Transvaginal Ultrasound
Question: How can I code a transvaginal ultrasound of the ovaries to follow follicles in a gonadotropin-stimulated cycle? Generally, I perform one ultrasound when I see the patient initially and code 76856, then code 76857 for the follow-up transvaginal scans used to measure follicles. The corresponding diagnosis is usually an infertility code like 628.9 (infertility, female, of unspecified origin).
Maryland Subscriber
Answer: There are two options for billing an initial ultrasound: 76830 (echography, transvaginal) or 76856 (echography, pelvic [nonobstetric], B-scan and/or real time with image documentation; complete). The only difference between the two is that the procedure described by 76830 uses a vaginal transducer, while 76856 is performed with an abdominal transducer. According to the American College of Obstetricians and Gynecologists’ Ob/Gyn Coding Manual: Components of Correct Procedural Coding, the imaging for both procedures involves a study of the "uterus, tubes, ovaries and pelvic structures, as indicated." Therefore, the approach should determine which code to use.

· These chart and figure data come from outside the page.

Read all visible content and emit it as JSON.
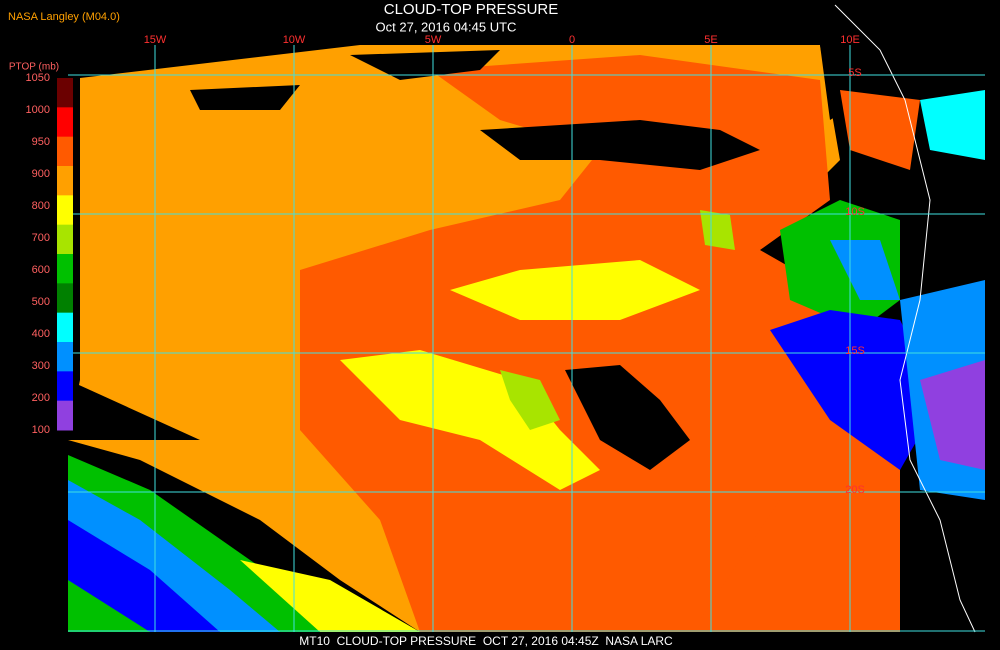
{
  "header": {
    "source": "NASA Langley (M04.0)",
    "title": "CLOUD-TOP PRESSURE",
    "subtitle": "Oct 27, 2016 04:45 UTC"
  },
  "colorbar": {
    "title": "PTOP (mb)",
    "ticks": [
      1050,
      1000,
      950,
      900,
      800,
      700,
      600,
      500,
      400,
      300,
      200,
      100
    ],
    "colors": [
      "#6b0000",
      "#ff0000",
      "#ff5a00",
      "#ffa000",
      "#ffff00",
      "#a8e400",
      "#00c000",
      "#008000",
      "#00ffff",
      "#0090ff",
      "#0000ff",
      "#9040e0"
    ]
  },
  "grid": {
    "longitudes": [
      "15W",
      "10W",
      "5W",
      "0",
      "5E",
      "10E"
    ],
    "latitudes": [
      "5S",
      "10S",
      "15S",
      "20S"
    ]
  },
  "footer": "MT10  CLOUD-TOP PRESSURE  OCT 27, 2016 04:45Z  NASA LARC"
}
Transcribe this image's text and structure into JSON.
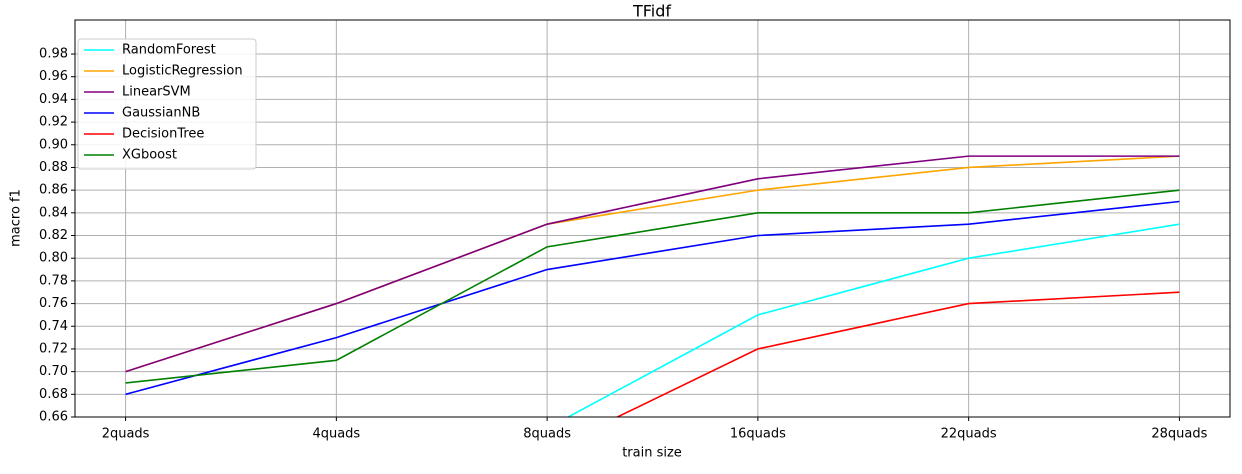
{
  "chart_data": {
    "type": "line",
    "title": "TFidf",
    "x_label": "train size",
    "y_label": "macro f1",
    "categories": [
      "2quads",
      "4quads",
      "8quads",
      "16quads",
      "22quads",
      "28quads"
    ],
    "series": [
      {
        "name": "RandomForest",
        "color": "#00ffff",
        "values": [
          null,
          null,
          0.65,
          0.75,
          0.8,
          0.83
        ]
      },
      {
        "name": "LogisticRegression",
        "color": "#ffa500",
        "values": [
          0.7,
          0.76,
          0.83,
          0.86,
          0.88,
          0.89
        ]
      },
      {
        "name": "LinearSVM",
        "color": "#800080",
        "values": [
          0.7,
          0.76,
          0.83,
          0.87,
          0.89,
          0.89
        ]
      },
      {
        "name": "GaussianNB",
        "color": "#0000ff",
        "values": [
          0.68,
          0.73,
          0.79,
          0.82,
          0.83,
          0.85
        ]
      },
      {
        "name": "DecisionTree",
        "color": "#ff0000",
        "values": [
          null,
          null,
          0.63,
          0.72,
          0.76,
          0.77
        ]
      },
      {
        "name": "XGboost",
        "color": "#008000",
        "values": [
          0.69,
          0.71,
          0.81,
          0.84,
          0.84,
          0.86
        ]
      }
    ],
    "ylim": [
      0.66,
      1.01
    ],
    "yticks": [
      0.66,
      0.68,
      {
        "value": 0.7,
        "label": "0.70"
      },
      0.72,
      0.74,
      0.76,
      0.78,
      {
        "value": 0.8,
        "label": "0.80"
      },
      0.82,
      0.84,
      0.86,
      0.88,
      {
        "value": 0.9,
        "label": "0.90"
      },
      0.92,
      0.94,
      0.96,
      0.98
    ],
    "grid": true,
    "legend": "upper left"
  }
}
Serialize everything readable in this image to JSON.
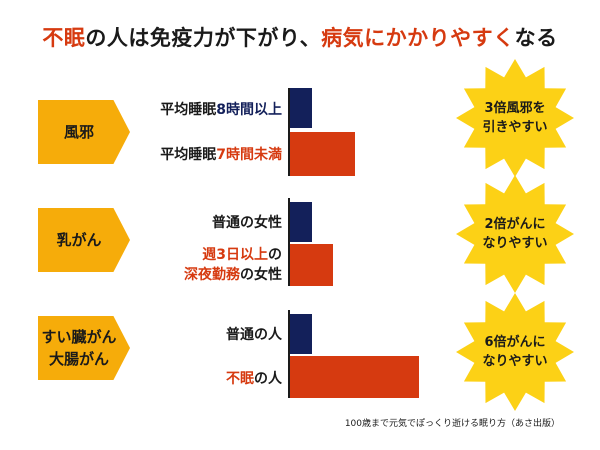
{
  "title": {
    "part1": "不眠",
    "part2": "の人は免疫力が下がり、",
    "part3": "病気にかかりやすく",
    "part4": "なる"
  },
  "colors": {
    "accent_orange": "#f6ac0a",
    "highlight_red": "#d63a10",
    "bar_navy": "#13205a",
    "bar_red": "#d63a10",
    "burst_yellow": "#fcd116"
  },
  "chart_data": {
    "type": "bar",
    "orientation": "horizontal",
    "scale": "relative (no numeric axis shown)",
    "groups": [
      {
        "category": "風邪",
        "bars": [
          {
            "label": "平均睡眠8時間以上",
            "value": 1,
            "status": "normal"
          },
          {
            "label": "平均睡眠7時間未満",
            "value": 3,
            "status": "risk"
          }
        ],
        "annotation": "3倍風邪を\n引きやすい"
      },
      {
        "category": "乳がん",
        "bars": [
          {
            "label": "普通の女性",
            "value": 1,
            "status": "normal"
          },
          {
            "label": "週3日以上の\n深夜勤務の女性",
            "value": 2,
            "status": "risk"
          }
        ],
        "annotation": "2倍がんに\nなりやすい"
      },
      {
        "category": "すい臓がん\n大腸がん",
        "bars": [
          {
            "label": "普通の人",
            "value": 1,
            "status": "normal"
          },
          {
            "label": "不眠の人",
            "value": 6,
            "status": "risk"
          }
        ],
        "annotation": "6倍がんに\nなりやすい"
      }
    ]
  },
  "labels": {
    "g0_b0_pre": "平均睡眠",
    "g0_b0_hl": "8時間以上",
    "g0_b1_pre": "平均睡眠",
    "g0_b1_hl": "7時間未満",
    "g1_b0": "普通の女性",
    "g1_b1_l1_hl": "週3日以上",
    "g1_b1_l1_post": "の",
    "g1_b1_l2_hl": "深夜勤務",
    "g1_b1_l2_post": "の女性",
    "g2_b0": "普通の人",
    "g2_b1_hl": "不眠",
    "g2_b1_post": "の人"
  },
  "source": "100歳まで元気でぽっくり逝ける眠り方（あさ出版）"
}
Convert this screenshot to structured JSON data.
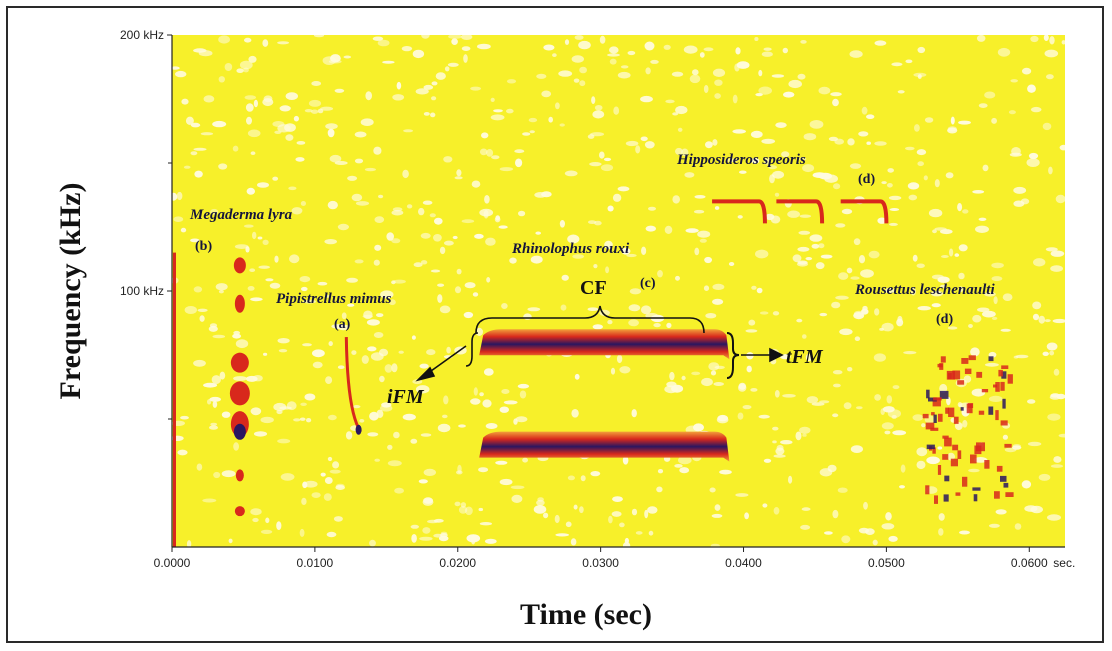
{
  "chart_data": {
    "type": "heatmap",
    "subtype": "spectrogram",
    "xlabel": "Time (sec)",
    "ylabel": "Frequency (kHz)",
    "xlim": [
      0,
      0.0625
    ],
    "ylim": [
      0,
      200
    ],
    "x_ticks": [
      {
        "value": 0.0,
        "label": "0.0000"
      },
      {
        "value": 0.01,
        "label": "0.0100"
      },
      {
        "value": 0.02,
        "label": "0.0200"
      },
      {
        "value": 0.03,
        "label": "0.0300"
      },
      {
        "value": 0.04,
        "label": "0.0400"
      },
      {
        "value": 0.05,
        "label": "0.0500"
      },
      {
        "value": 0.06,
        "label": "0.0600"
      }
    ],
    "x_unit_label": "sec.",
    "y_ticks": [
      {
        "value": 200,
        "label": "200 kHz"
      },
      {
        "value": 100,
        "label": "100 kHz"
      }
    ],
    "y_minor_ticks": [
      50,
      150
    ],
    "colors": {
      "background": "#f7f02a",
      "speckle": "#fffbe0",
      "low": "#e8952a",
      "mid": "#d8281c",
      "high": "#2a1660"
    },
    "annotations": [
      {
        "id": "megaderma",
        "text": "Megaderma lyra",
        "style": "italic"
      },
      {
        "id": "megaderma_tag",
        "text": "(b)"
      },
      {
        "id": "pipistrellus",
        "text": "Pipistrellus mimus",
        "style": "italic"
      },
      {
        "id": "pipistrellus_tag",
        "text": "(a)"
      },
      {
        "id": "rhinolophus",
        "text": "Rhinolophus rouxi",
        "style": "italic"
      },
      {
        "id": "rhinolophus_tag",
        "text": "(c)"
      },
      {
        "id": "hipposideros",
        "text": "Hipposideros speoris",
        "style": "italic"
      },
      {
        "id": "hipposideros_tag",
        "text": "(d)"
      },
      {
        "id": "rousettus",
        "text": "Rousettus leschenaulti",
        "style": "italic"
      },
      {
        "id": "rousettus_tag",
        "text": "(d)"
      },
      {
        "id": "cf",
        "text": "CF"
      },
      {
        "id": "ifm",
        "text": "iFM"
      },
      {
        "id": "tfm",
        "text": "tFM"
      }
    ],
    "calls": [
      {
        "species": "Megaderma lyra",
        "type": "multi-harmonic FM blobs",
        "t_start": 0.0035,
        "t_end": 0.006,
        "f_range": [
          5,
          115
        ]
      },
      {
        "species": "Pipistrellus mimus",
        "type": "steep FM sweep",
        "t_start": 0.0122,
        "t_end": 0.0132,
        "f_range": [
          45,
          82
        ]
      },
      {
        "species": "Rhinolophus rouxi",
        "type": "CF-FM",
        "harmonic": 2,
        "t_start": 0.0215,
        "t_end": 0.0388,
        "f_cf": 80
      },
      {
        "species": "Rhinolophus rouxi",
        "type": "CF-FM",
        "harmonic": 1,
        "t_start": 0.0215,
        "t_end": 0.0388,
        "f_cf": 40
      },
      {
        "species": "Hipposideros speoris",
        "type": "CF-FM",
        "pulses": [
          {
            "t_start": 0.0378,
            "t_end": 0.0415,
            "f_cf": 135
          },
          {
            "t_start": 0.0423,
            "t_end": 0.0455,
            "f_cf": 135
          },
          {
            "t_start": 0.0468,
            "t_end": 0.05,
            "f_cf": 135
          }
        ]
      },
      {
        "species": "Rousettus leschenaulti",
        "type": "broadband click",
        "t_start": 0.0525,
        "t_end": 0.0585,
        "f_range": [
          20,
          75
        ]
      }
    ]
  }
}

Note: The Medicare fee schedule assigns the same number of RVUs for both 76830 and 76856 (2.62 RVUs in 2000, and 2.61 RVUs in 2001), so there is no financial advantage to using one code over the other.
For the follow-up to check for follicles, 76857 (echography, pelvic [nonobstetric], B-scan and/or real time with image documentation; limited or follow-up [e.g., for follicles]) clearly describes the procedure performed and may be reported. In this case, there is no need to differentiate between a transvaginal and abdominal approach.
- Answered by Melanie Witt, RN, CPC, MA, an independent coding educator.